Roanoke Times Copyright (c) 1995, Landmark Communications, Inc. DATE: FRIDAY, February 11, 1994 TAG: 9402110176 SECTION: VIRGINIA PAGE: A-1 EDITION: METRO SOURCE: RON BROWN AND TODD JACKSON STAFF WRITERS DATELINE: LENGTH: Medium
Residents and public utility companies braced for what could be the heaviest downpour of freezing precipitation this winter.
A layer of ice was on the ground in the Roanoke and New River valleys Thursday afternoon and larger accumulations were expected through today. The National Weather Service was predicting up to 2 inches of freezing rain and sleet between Thursday night and this afternoon.
The Weather Service forecast calls for temperatures to stay in the lower 30s today with a near 100 percent chance of precipitation.

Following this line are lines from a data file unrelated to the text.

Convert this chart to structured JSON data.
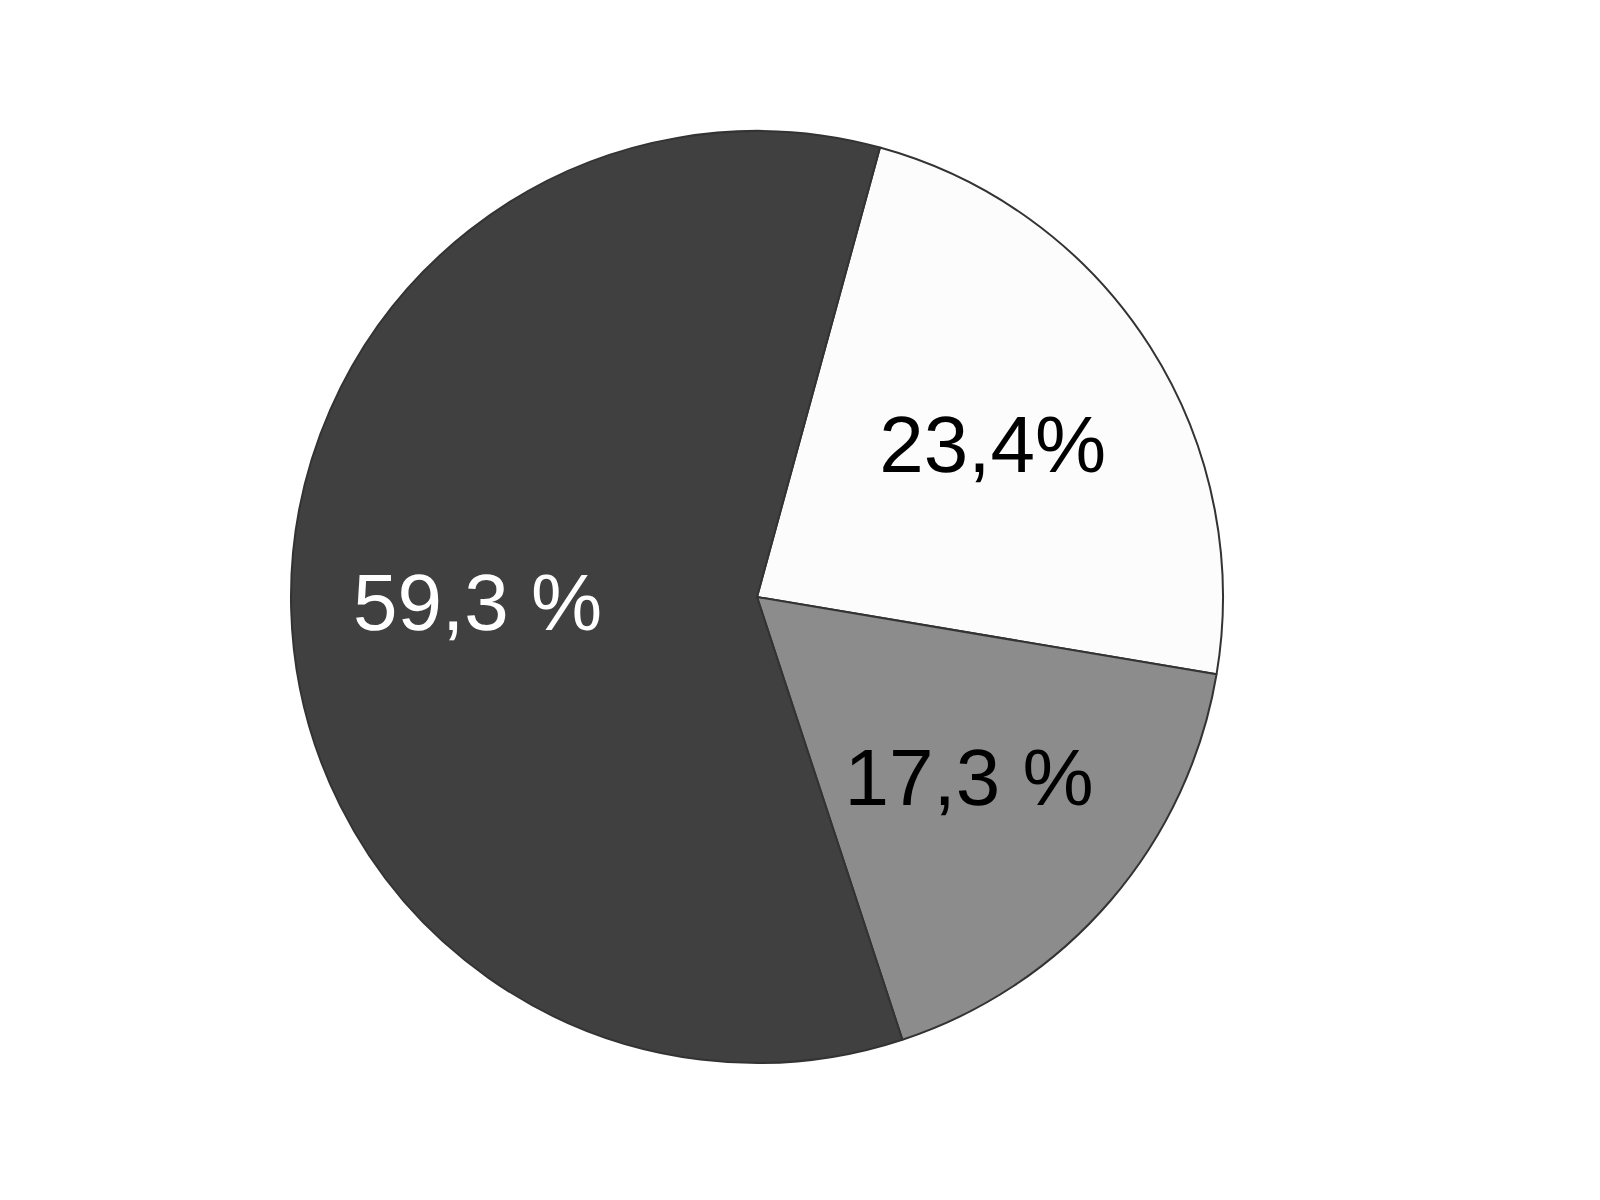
{
  "chart_data": {
    "type": "pie",
    "categories": [
      null,
      null,
      null
    ],
    "values": [
      23.4,
      17.3,
      59.3
    ],
    "colors": [
      "#fcfcfc",
      "#8c8c8c",
      "#404040"
    ],
    "value_labels": [
      "23,4%",
      "17,3 %",
      "59,3 %"
    ]
  }
}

If that prediction holds, it would just about double the amount of ice dumped on the region by a Jan. 27 ice storm, which brought hundreds of trees and power lines to the breaking point, leaving thousands of residents without electricity.
Appalachian Power Co. crews started gearing up for the storm Thursday morning after receiving assurance from weather forecasters that "it could be bad."
Apco's crews have become battle-weary this winter, as ice and record-low temperatures pushed electrical power consumption to the limit.
"There's no frenzy," said Victoria Ratcliff, an Apco spokeswoman. "It's been practiced and practiced."
Apco employees spent most of Thursday resupplying and putting chains on trucks. Ratcliff said crews would be dispatched to strategic locations before icy roads make remote secondary highways inaccessible.
Private contractors, used when Apco crews are overwhelmed with outages, were put on standby.
No major outages had occurred Thursday night, and police and sheriff's departments reported only a few minor accidents.
Interstate 81 was passable, but ice was beginning to accumulate in the evening, according to the state police. Secondary roads were covered with ice, police said, and primary roads were becoming hazardous.
Many businesses, schools and governmental offices closed early, including Virginia Tech.
Jan Jackson, a meteorologist for the Weather Service, said low-circulating frigid air pushed southward by an arctic high-pressure system was covering Western Virginia on Thursday night.
Above the cold air was a stream of warm, moist air traveling northward from the Gulf of Mexico.
When the two fronts collide, he said, precipitation will drop through the atmosphere onto the cold ground. Temperatures are expected to remain below freezing until Saturday, when the Weather Service forecasts partly sunny skies and highs in the 40s.
At Roanoke Regional Airport, crews were applying chemicals to the runways by Thursday afternoon.
"We're having what I call snizzle," said Mark Courtney, an airport spokesman. "That's sleet and drizzle."
Courtney said numerous flights had been canceled or delayed by Thursday afternoon. The airport was open Thursday night.
At Roanoke Memorial Hospital, employees hoped to be ready for whatever the weather might bring.
Vance Whitfield, a hospital spokesman, said the hospital had 800 bags of salt and 9,000 tons of chemicals on hand to combat ice.
Four tons of gravel were on standby in case parking lots and driveways become slippery.
"We're in excellent shape," Whitfield said. "We going to do everything we can to keep areas open to the public."
And the public apparently was working to keep areas open, too. Several hardware stores reported a Thursday afternoon rush of customers purchasing salt and other snow removal items.
Molly Mangan, public relations assistant for Akzo Salt Inc., said the company definitely isn't hurting for business this winter.
"We can't get the salt out quick enough," she said.
Mangan said Akzo - the world's largest producer of rock salt, headquarted in Clarks Summit, Pa. - has shipped more than 3 million tons of salt since January to more than 5,000 localities, most east of the Mississippi. A salt shipment of 1.2 million pounds is on its way to Roanoke to be used by the Virginia Department of Transportation, she said. Akzo is one of the department's two major salt suppliers.
"We've been in business since 1901, and everybody says there's never been anything like this," Mangan said.